The surface temperature of a metal roof can be very high in hot climates, but not as high as shingles. While unpainted metal can reach 145 degrees in summer, black asphalt shingles can reach 168 degrees. Metal roofs coated with heat-reflective paint can feel up to 42% colder than unpainted metal roofs. No, metal roofs are no hotter than dark tile roofs made of asphalt or other standard materials, such as slate, for example.
Although it may seem counterintuitive, metal roofs work well in hot climates. In fact, they keep the house much colder than asphalt shingles, which could reduce maximum cooling demand by 10 to 15%. Metal reflects sunlight and keeps you cooler inside, while asphalt shingles, especially black ones, absorb heat from the sun, making the house much warmer. New, white or light-colored metal roofs with proper ventilation are better than old metal roofs, and special sealants can further cool the material.
In the United States, when working as a roofer, mainly with asphalt, one of the most common questions homeowners asked was: which is better? The answer depends on your priorities. Asphalt shingles are undoubtedly affordable and easy to install. Metal roofs are more expensive and require specialized knowledge for installation. Asphalt shingles have come a long way in terms of appearance and can be manufactured to look like wooden slats, shingles, and even slate roofs.
The constant thermal cycle wears out asphalt shingles and reduces their useful life. Because asphalt is absorbent, water can enter, freeze and dry, causing its structure to break. In addition, they are designed and installed with fixing clips or slotted screw holes that allow the thermal movement of metal with changes in temperature without breaking over time, according to the president of Classic Metal Roofing Systems, Todd E. This means that, in any climate, metal roofs have an average lifespan of 50 to 70 years, compared to 20 to 25 years for asphalt shingles.
In the case of asphalt shingles, most of the maintenance consists of penetrating the roof, where adhesives, metal gaskets and sealants are used. These sealants deteriorate over time and must therefore be replaced. And rubber pipe boots (the joint plugs for plumbing pipes that run through the ceiling) are also prone to breakage and need to be repaired or replaced. While asphalt shingles can withstand fire, metal roofs offer the best strength.
And while it's commonly believed that hail can easily dent a metal roof, that's a myth. Metal roofs are more efficient at handling the common impacts of hail than asphalt shingles. Metal roofs often are, especially if they're made of aluminum, which has a high scrap value. However, the process of separating and recycling asphalt shingles is much more expensive and is not yet common practice.
Unfortunately, 11 million tons of asphalt shingles reach landfills every year. Unlike asphalt shingles, metal roofs are usually made of some recycled material.

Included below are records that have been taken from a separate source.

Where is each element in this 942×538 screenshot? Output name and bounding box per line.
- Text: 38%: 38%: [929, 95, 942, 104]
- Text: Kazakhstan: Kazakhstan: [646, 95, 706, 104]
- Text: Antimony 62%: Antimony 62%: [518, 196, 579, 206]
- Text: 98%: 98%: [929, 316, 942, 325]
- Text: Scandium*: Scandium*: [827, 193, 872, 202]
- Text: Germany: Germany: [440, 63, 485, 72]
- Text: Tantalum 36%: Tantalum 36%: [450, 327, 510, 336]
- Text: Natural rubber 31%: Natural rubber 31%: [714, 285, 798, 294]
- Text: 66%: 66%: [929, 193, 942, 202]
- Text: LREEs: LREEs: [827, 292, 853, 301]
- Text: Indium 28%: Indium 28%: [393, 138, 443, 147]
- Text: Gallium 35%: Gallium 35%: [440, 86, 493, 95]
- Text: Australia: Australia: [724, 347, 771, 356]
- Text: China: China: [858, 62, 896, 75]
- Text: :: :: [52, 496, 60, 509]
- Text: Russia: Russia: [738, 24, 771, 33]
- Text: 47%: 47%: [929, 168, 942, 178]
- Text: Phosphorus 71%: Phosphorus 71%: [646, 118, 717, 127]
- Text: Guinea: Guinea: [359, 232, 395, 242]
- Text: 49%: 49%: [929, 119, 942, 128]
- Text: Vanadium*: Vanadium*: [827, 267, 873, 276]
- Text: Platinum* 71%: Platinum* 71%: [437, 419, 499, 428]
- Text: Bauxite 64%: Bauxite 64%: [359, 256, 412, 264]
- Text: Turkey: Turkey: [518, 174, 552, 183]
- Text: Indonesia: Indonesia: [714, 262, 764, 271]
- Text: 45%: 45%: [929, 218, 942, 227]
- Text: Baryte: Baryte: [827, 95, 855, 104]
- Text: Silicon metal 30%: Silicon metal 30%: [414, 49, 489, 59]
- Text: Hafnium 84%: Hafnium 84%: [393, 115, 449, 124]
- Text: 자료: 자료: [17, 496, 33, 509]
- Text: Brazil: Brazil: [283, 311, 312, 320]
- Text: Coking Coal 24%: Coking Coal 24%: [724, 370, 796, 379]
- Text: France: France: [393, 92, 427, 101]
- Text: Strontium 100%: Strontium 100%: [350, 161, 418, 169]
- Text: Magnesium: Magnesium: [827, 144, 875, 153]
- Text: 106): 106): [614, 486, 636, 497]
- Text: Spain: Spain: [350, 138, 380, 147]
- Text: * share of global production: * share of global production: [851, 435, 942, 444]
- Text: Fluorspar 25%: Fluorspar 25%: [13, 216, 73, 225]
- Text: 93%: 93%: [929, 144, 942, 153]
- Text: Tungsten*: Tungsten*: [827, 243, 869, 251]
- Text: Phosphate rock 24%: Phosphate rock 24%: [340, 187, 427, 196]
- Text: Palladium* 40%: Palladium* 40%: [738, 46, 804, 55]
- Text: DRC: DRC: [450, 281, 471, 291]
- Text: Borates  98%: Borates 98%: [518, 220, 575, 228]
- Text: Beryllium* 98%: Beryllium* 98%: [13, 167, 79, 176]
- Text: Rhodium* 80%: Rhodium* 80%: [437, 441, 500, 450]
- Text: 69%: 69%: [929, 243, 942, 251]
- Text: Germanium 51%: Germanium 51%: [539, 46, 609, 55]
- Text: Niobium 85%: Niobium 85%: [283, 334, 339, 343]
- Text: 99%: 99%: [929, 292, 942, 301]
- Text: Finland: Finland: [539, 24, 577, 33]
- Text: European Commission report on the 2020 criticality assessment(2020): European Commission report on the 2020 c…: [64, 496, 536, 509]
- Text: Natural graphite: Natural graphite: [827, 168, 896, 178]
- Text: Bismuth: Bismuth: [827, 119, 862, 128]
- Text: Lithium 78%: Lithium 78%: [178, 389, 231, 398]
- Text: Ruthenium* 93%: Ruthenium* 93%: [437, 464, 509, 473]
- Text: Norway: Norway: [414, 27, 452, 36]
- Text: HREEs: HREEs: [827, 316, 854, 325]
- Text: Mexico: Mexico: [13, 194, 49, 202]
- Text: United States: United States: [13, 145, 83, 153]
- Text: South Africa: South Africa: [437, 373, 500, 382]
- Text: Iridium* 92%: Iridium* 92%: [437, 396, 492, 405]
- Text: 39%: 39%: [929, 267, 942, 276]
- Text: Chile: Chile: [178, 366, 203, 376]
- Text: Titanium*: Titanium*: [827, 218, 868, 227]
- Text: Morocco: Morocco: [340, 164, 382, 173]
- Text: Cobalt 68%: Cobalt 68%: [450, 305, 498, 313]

The coating underneath the asphalt shingles consistently followed the surface temperature, dropping to 15 degrees below the outside temperature. However, the temperature in the airspace below the metal roof never fell below outside temperatures.
Therefore, while the surface temperatures of both metal and shingles were maintained side by side, the airspace below the metal roof was up to 20 degrees warmer than the airspace below the asphalt shingles. One of the reasons why many homeowners don't take advantage of the energy savings and durability of metal roofs is largely due to the cost of installation. Lower cooling costs are just one of the benefits of choosing to invest in a quality metal roof over shingles and other old materials. In addition, according to the EPA, the summer savings of a metal roof considered a cold roof are so significant in some regions that annual energy expenditure will continue to be lower overall with a metal roof, even if a little more heating is required.
One reason why so few American homes use metal roofs is because their initial cost is typically two to three times that of asphalt shingles. However, metal roofs are likely to compensate for their high price over time, especially in certain climates or in places where electricity is expensive. The Department of Energy asked the Oak Ridge National Laboratory to conduct a study on “The trade-off between solar reflectance and ventilation above metal roofing coating in residential and commercial buildings”. If your metal roof is located directly above an uncontrolled temperature room such as an attic insulation and ventilation will be a very important step in ensuring that heat doesn't build up in an enclosed space.
Metal roofs survive the elements well and remain intact when faced with strong winds hail and lightning; they are more likely to withstand extreme conditions such as hurricanes. Metal roofs are a more difficult material to install correctly leading to a higher price because they help better insulate and regulate temperature inside your home your HVAC doesn't need to invest as much energy in heating and cooling. A metal roof made of copper or steel will survive well for example but an aluminum one will eventually melt Metal roofs offer amazing energy savings largely due to their type of material but also because of their variety of finishes Asphalt shingles perform best in temperate climates while metal roofs can perform well in extreme hot or cold wet or dry conditions but cost more up front.